It constantly baffles me how much can change in such a short period of time. These past four years have been so emotionally draining and so full of change and growth that it's hard to just sit down and think about it all. I make a point of being busy all the time because when I do have those moments of recollection I tend to lose my present self to all my memories. I don't have many people in my life but those that have been around for quite some time know I'm not the easiest person to handle. I have my good days where I'm so thankful for being able to be myself and appreciate where I am today and how far I've come. I also have my bad days where I get lost in the pool of memories that remind me how hard life can be sometimes. I have loved a lot in the last four years. I fell in love with the countryside, I fell in love with independence and with phone calls with my mother. I fell in love with the comfort of a coffee shop and two little boys who were my world. I fell in love with my first car and with nights of music. I fell in love with a career and with myself for being someone I want to see when I look in the mirror.
I've also spent a lot of time falling.
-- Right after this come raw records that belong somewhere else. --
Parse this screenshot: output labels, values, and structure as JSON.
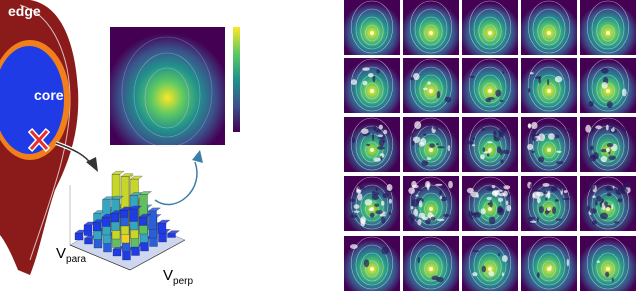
{
  "regions": {
    "edge": "edge",
    "core": "core"
  },
  "axis_labels": [
    {
      "main": "V",
      "sub": "para"
    },
    {
      "main": "V",
      "sub": "perp"
    }
  ]
}
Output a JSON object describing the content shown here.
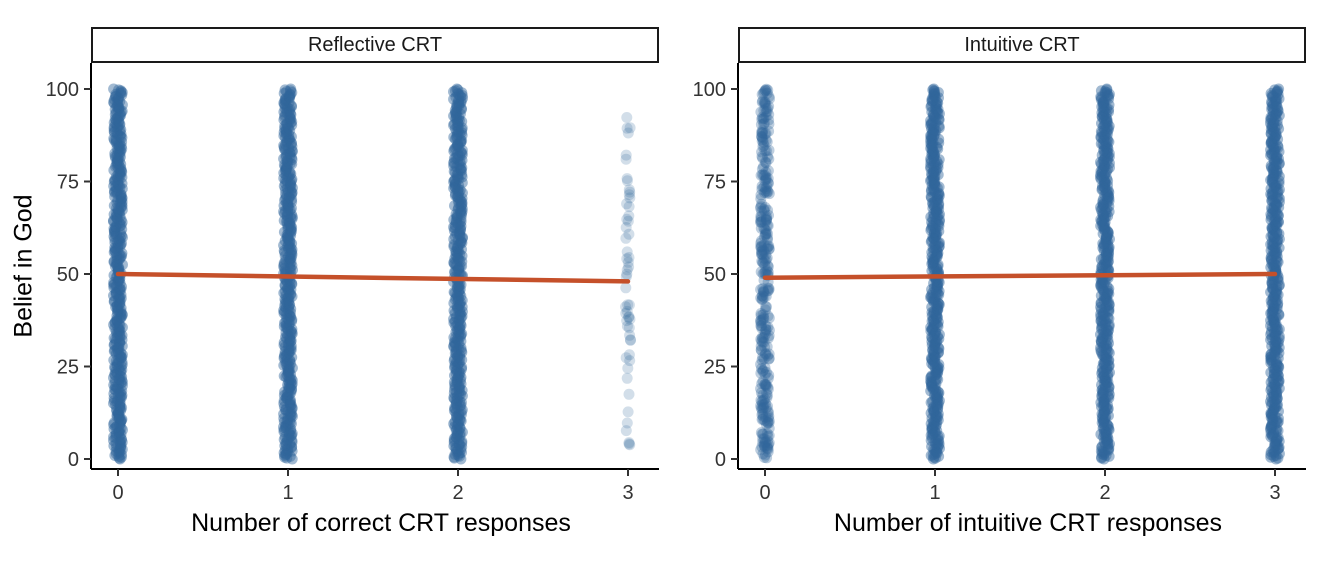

Not falling in love but falling down; scraping my knees, losing pieces of my old self and not always putting everything back together again. A big chapter of my life seems to be finally rewriting itself with a happy ending. It's always about the happy ending. Everyone wants one and we all do what we have to to achieve that ending. I've found that everything we have to go through and everyone we have to meet and experience to be able to finish those chapters often leave the endings bittersweet. There's a feeling of calm, calm serenity that something so hard is finally becoming more manageable. However, there's those mornings, those lazy Sunday mornings where all you have is thought and you realise how much you've lost along the way. That happy ending you pictured four years ago is finally being written but all the characters aren't the same.
Plot twists and rewritten chapters, everything has an ending it's just some of them aren't so easy to write.